The other Phandrans were seated in a circle beneath the tree, eating. The native before him gestured to Ellis, then indicated the group. The alien appeared young, with a long scar running down its right check from its eye to the side of its mouth. It hopped down from the cart, then gestured for Ellis to do the same.

He smiled. “Well, that’s very kind of you. I’ll do my best, but you’ll have to forgive my lack of mobility.”

However, when he sat up and swung his legs from the pod, he found that the ache in his right leg was manageable; even his ribs no longer throbbed. He would have to recommend the analgesic properties of the pods when he returned to New Earth. However the hell he might manage that small task...

He climbed down from the flat-bed, the alien taking his hand as he stood, swaying. He smiled and withdrew his hand.

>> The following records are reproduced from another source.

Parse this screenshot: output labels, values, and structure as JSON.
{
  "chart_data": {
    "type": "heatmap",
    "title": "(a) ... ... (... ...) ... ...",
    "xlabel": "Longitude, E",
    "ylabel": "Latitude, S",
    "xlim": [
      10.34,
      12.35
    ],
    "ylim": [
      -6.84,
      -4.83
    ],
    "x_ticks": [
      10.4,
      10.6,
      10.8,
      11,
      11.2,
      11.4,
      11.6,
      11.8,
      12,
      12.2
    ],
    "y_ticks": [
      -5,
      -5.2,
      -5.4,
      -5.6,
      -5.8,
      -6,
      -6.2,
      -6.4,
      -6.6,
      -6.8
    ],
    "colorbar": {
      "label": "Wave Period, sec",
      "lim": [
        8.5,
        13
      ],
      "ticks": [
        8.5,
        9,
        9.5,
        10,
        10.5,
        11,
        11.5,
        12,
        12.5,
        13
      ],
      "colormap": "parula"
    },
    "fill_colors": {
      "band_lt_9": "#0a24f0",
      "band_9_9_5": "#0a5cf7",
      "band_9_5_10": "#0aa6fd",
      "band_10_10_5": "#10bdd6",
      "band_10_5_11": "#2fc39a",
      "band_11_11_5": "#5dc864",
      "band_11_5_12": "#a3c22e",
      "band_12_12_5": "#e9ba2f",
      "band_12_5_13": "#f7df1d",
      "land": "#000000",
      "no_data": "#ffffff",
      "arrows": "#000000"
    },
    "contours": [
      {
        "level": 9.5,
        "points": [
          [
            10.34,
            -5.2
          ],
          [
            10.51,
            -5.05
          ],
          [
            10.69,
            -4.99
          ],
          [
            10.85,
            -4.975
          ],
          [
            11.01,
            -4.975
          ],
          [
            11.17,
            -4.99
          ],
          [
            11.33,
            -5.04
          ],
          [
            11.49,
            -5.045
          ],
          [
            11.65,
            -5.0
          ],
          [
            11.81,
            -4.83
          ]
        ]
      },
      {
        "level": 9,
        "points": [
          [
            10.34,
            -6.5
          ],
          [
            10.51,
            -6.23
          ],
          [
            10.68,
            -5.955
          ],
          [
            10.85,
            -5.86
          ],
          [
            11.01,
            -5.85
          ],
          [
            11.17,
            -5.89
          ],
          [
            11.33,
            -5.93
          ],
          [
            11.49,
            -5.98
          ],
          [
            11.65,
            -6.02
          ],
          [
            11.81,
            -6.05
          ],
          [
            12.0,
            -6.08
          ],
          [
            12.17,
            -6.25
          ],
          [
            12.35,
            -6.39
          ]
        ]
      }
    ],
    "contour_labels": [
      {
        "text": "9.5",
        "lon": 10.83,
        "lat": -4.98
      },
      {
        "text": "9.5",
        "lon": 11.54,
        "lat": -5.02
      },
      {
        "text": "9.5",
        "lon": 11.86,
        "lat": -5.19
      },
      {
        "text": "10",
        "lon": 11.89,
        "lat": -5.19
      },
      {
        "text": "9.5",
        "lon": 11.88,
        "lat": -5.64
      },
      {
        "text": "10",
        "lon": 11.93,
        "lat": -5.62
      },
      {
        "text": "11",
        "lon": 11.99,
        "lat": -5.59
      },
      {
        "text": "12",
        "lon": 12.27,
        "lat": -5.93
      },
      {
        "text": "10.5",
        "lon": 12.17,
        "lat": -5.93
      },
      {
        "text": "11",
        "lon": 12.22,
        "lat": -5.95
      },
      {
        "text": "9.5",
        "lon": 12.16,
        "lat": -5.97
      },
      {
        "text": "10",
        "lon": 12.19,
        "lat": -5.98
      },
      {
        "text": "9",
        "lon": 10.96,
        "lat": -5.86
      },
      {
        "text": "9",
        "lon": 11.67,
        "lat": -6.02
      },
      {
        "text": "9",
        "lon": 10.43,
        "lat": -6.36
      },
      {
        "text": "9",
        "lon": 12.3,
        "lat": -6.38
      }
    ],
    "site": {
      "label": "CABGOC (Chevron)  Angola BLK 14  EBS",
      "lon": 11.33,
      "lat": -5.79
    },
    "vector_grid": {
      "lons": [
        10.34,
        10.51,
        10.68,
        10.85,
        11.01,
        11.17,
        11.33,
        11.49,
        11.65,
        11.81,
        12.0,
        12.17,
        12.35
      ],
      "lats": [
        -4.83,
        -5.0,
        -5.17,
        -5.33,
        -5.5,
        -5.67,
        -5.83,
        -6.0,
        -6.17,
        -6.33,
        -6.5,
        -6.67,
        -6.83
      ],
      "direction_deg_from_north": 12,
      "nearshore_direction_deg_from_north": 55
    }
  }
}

He’d known the Phandrans were tiny, but only when he was standing next to this one did he realise quite how small they were: the alien barely reached his ribcage.

He took a deep breath and moved carefully away from the cart, surprised at the lack of pain. He felt like an invalid, walking for the first time after weeks of convalescence. The scar-faced Phandran danced attendance all the way, reaching out a hand when Ellis stumbled or swayed.

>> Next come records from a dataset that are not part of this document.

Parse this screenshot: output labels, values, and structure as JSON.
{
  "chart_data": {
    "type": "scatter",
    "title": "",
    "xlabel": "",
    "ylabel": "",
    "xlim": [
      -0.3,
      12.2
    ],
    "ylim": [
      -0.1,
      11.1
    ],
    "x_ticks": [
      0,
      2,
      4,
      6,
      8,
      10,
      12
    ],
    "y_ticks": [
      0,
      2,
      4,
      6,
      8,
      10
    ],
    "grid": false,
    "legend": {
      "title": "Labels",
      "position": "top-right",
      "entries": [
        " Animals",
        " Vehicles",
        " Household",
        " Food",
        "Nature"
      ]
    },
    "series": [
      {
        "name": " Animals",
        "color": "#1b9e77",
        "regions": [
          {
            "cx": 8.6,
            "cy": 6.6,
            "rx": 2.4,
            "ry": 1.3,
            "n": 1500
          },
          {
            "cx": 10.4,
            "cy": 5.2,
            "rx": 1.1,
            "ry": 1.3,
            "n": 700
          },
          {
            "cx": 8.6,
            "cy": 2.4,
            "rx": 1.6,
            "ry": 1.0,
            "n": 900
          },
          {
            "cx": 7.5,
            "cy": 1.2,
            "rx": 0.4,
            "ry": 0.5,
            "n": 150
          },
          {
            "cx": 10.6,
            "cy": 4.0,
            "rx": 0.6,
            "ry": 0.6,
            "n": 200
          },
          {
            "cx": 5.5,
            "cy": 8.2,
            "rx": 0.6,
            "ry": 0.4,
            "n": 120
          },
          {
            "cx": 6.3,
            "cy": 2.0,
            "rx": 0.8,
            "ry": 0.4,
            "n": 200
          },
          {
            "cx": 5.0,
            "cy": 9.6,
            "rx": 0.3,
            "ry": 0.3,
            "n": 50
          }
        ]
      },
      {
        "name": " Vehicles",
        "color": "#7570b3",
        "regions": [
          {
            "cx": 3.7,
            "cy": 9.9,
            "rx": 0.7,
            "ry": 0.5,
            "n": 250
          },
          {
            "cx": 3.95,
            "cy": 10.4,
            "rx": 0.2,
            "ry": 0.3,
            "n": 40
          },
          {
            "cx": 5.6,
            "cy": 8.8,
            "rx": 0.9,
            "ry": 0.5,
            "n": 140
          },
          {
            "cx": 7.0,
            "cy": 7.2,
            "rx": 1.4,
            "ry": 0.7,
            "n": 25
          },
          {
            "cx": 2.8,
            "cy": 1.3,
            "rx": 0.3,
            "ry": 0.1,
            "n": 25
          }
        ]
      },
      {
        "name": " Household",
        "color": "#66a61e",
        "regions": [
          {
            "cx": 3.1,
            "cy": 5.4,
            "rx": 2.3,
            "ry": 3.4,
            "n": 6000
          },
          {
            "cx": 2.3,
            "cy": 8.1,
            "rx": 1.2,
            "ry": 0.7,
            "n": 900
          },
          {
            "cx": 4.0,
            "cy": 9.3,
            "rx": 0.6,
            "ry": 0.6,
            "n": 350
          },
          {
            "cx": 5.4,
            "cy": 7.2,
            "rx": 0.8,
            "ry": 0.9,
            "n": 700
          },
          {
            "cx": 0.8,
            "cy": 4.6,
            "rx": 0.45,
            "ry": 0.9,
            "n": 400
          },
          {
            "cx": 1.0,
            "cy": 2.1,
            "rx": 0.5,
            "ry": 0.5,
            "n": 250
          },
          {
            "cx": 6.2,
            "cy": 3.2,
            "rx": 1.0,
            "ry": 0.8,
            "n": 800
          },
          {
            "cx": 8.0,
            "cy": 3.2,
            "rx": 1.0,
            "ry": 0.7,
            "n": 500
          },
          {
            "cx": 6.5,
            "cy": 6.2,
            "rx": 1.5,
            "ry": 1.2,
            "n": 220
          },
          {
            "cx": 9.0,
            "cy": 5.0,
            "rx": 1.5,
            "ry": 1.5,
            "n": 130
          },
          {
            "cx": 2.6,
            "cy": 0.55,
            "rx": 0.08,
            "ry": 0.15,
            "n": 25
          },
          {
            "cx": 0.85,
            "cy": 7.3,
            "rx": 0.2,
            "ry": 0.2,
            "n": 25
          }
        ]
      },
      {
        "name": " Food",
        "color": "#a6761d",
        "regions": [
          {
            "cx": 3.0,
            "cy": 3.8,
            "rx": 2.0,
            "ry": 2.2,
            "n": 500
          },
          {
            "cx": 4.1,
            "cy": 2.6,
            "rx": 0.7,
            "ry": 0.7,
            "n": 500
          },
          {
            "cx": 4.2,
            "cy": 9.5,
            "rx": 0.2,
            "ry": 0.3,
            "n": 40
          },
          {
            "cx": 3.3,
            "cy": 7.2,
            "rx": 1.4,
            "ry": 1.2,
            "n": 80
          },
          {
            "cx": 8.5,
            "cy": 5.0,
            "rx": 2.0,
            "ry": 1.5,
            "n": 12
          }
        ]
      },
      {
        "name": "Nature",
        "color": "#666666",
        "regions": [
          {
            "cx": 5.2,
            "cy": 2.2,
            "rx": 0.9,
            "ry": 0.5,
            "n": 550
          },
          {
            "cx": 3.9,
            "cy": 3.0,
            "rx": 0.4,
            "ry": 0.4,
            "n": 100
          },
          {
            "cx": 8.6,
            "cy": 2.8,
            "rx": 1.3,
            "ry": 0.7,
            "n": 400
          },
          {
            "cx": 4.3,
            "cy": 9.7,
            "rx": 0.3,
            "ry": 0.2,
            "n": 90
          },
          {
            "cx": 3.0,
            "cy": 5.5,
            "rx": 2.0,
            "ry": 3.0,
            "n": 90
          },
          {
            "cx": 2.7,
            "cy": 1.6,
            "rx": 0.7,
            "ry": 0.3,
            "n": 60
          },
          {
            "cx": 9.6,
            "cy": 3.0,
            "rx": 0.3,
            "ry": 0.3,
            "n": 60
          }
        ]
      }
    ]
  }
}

He stepped into the shade of the yellow-fruit tree. Although it accommodated the aliens with headroom to spare, he had to duck beneath its drooping branches. The Phandrans shuffled around to make room for him.

They were eating what looked like flat-bread, each of them dipping it into a communal bowl of bright orange paste. Ellis was handed an oval of bread, and he broke off a chunk and scooped up the slurry. He ate hungrily – having had nothing to eat but the golden-fruit hours ago – and found the paste to be sweet at first, and then hot, and not unpleasant.

The Phandran who had escorted him to the tree now scooped a small cup into the paste, took an oval of bread, and retreated to the turtle. It sat on its hump, eating, from time to time looking up and down the track.

The alien next to Ellis saw him looking and touched his arm. In explanation, the Phandran placed a thumb and forefinger below and above its right eye and moved its head back and forth in a scanning motion.

Ellis nodded. “A lookout. Good idea. I just hope...” he began, then shook his head and smiled. He had been about to say that he hoped no harm would come of his rescuers if the invaders discovered him – but what was the point when they obviously didn’t understand a word he was saying?

The Phandran seated across from him, whose lined face marked him as the oldest of the group, raised a small hand to attract Ellis’s attention. He spoke a few piping words and indicated the loam before him.

As Ellis watched, the alien drew a symbol in the soil.

It consisted of two big curves, like grammatical brackets, one nestling in the other. Ellis stared at it in mystification for long seconds, and only then did he smile in understanding.

The two curves were the Helix – or as much of the structure as was observable from the surface of Phandra. These people, he reminded himself, were pre-industrial, and though some of their number must comprehend the notion of the Helix in its entirety, he guessed that these relatively uneducated agricultural workers, his saviours, did not.

He nodded, and then the alien drew a series of rectangular blocks on the lower curve to represent the individual worlds and the seas between them.

The alien paused, then bent forward and indicated a central block. He looked up at Ellis and said what sounded like, “Fahn’ra.”

Ellis nodded. “Phandra. Yes, I understand. Your world.” He indicated the central section. “Fahn’ra.”

The alien bent forward again and pointed to the adjacent section or world. “Zzprell!” he spat. With marching fingers he moved his hands from Zzprell to Fahn’ra.

Ellis understood. “Sporell,” he said under his breath. “Yes, of course. The invaders are from Sporell.”